If you first upload a module, you'll get an 'f' against you in the file. If you subsequently register the module, you'll get an 'm' against you. Internally PAUSE will have you recorded with both an 'm' and an 'f', but 06perms.txt only lists the highest precedence permission for each user.

What do the permissions mean?

  • Various places refer to the 'owner' of the module. This will be either the 'm' or 'f' permission, with 'm' taking precedence. If a module has both an 'm' and an 'f' user listed, then the 'm' user is considered the owner, and the 'f' user isn't. If a module has a user with 'f' listed, but no 'm', then the 'f' user is considered the owner.

  • If a module is listed in 06perms.txt, then only the people listed (m, f, or c) are allowed to upload (new) versions of the module. If anyone else uploads a version of the module, then the offending distribution will not be indexed: it will appear in the uploader's directory on CPAN, but won't be indexed under the module.

  • Only the owner for a module can grant co-maintainer status for a module. I.e. if you have the 'm' permission, you can always do it.

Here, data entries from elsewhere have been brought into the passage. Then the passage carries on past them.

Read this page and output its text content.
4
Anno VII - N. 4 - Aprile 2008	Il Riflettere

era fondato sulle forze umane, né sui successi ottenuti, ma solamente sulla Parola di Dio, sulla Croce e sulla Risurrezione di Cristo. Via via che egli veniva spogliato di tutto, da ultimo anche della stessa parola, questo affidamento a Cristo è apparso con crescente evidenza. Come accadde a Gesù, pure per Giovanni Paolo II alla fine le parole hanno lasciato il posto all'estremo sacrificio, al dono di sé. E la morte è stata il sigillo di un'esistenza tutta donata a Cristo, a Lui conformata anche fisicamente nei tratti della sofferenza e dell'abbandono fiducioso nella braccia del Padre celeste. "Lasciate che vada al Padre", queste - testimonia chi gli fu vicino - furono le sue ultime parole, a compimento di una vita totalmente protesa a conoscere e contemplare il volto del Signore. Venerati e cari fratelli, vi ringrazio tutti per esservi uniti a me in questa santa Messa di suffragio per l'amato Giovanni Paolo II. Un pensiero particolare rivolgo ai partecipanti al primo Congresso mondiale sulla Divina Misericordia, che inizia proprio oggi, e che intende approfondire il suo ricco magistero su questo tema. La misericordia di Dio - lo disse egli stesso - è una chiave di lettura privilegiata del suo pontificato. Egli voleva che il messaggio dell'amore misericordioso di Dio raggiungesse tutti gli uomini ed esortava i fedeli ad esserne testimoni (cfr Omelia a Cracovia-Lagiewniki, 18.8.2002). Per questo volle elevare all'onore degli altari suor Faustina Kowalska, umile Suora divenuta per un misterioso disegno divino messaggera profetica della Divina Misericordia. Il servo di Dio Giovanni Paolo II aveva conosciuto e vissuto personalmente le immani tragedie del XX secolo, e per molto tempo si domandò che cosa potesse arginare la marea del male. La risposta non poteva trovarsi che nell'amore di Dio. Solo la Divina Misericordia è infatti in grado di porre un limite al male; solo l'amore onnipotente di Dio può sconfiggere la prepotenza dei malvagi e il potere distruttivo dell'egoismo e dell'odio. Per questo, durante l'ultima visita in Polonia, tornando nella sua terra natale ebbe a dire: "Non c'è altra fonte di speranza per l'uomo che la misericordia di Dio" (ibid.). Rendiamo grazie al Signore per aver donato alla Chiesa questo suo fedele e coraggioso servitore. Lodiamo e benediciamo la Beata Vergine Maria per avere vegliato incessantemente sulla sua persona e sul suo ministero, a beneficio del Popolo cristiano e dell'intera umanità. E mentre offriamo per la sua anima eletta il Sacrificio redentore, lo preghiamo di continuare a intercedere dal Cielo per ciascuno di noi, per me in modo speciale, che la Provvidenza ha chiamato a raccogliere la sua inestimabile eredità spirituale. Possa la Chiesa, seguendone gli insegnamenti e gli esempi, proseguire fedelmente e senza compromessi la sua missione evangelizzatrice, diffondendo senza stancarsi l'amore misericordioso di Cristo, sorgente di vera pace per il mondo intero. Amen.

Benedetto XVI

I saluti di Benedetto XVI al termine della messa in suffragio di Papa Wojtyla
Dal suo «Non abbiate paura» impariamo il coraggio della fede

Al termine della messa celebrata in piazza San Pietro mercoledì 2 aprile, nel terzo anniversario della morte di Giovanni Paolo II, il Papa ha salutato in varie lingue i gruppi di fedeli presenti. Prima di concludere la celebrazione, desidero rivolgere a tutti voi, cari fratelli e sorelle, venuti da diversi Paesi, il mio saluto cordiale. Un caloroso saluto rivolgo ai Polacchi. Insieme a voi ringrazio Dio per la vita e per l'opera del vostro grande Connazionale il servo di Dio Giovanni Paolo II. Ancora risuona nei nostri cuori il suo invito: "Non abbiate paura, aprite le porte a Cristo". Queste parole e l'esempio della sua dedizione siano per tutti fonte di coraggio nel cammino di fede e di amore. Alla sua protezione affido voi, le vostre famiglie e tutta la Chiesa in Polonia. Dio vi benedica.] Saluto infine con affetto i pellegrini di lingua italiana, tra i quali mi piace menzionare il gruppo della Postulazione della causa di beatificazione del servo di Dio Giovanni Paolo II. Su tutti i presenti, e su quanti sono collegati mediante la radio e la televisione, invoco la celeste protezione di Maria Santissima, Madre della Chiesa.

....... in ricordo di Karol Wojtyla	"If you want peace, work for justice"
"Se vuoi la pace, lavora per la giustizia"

If you have the 'f' permission, you can only do it if no-one else has the 'm' permission. You can grant co-maintainer status using the PAUSE web interface.

  • Regardless of your permissions, you can only remove things from CPAN that you uploaded. If you're the owner, you can't delete a version uploaded by a co-maintainer. If you weren't happy with it, you could revoke their co-maintainer status and then upload a superseding version. But we'd recommend you talk to them (first).

  • If you upload a distribution containing a number of previously unseen modules, and haven't pre-registered them, then you'll get an 'f' permission for all of the modules. Let's say you upload a second release of the distribution, which doesn't include one of the modules, and then delete the first release from CPAN (via the PAUSE web interface). After some time the module will no longer be on CPAN, but you'll still have the 'f' permission in 06perms.txt. You can free up the namespace using the PAUSE interface ("Change Permissions").

  • If your first upload of a module is a Developer Release, then you won't get permissions for the module. You don't get permissions for a module until you've uploaded a non-developer release containing the module, that was accepted for indexing.

  • If you take over maintenance of a module, then you'll generally be given the permissions of the previous maintainer. So if the previous maintainer had 'm', then you'll get 'm', and (s)he will be downgraded to 'c'. If the previous maintainer had 'f', then you'll get 'f', and the previous owner will be downgraded to 'c'.


App::PAUSE::CheckPerms checks whether all modules in (your) CPAN distributions have the same permissions.

tmpdir() in File::Spec::Functions is used to get a local directory for caching 06perms.txt.

HTTP::Tiny is used to mirror 06perms.txt from CPAN.


  • Request the file gzip'd, if we've got an appropriate module that can be used to gunzip it.

  • At construct time we currently mirror the file; should do this lazily, triggering it the first time you want a module's perms.

  • Every time you ask for a module, I scan the file from the start, then close it once I've got the details for the requested module. Would be a lot more efficient to keep the file open and start the search from there, as the file is sorted. A binary chop on the file would be much more efficient as well.

  • A command-line script.



Neil Bowers <>

Thanks to Andreas König, for patiently answering many questions on how this stuff all works.


This software is copyright (c) 2012-2013 by Neil Bowers <>.

This is free software; you can redistribute it and/or modify it under the same terms as the Perl 5 programming language system itself.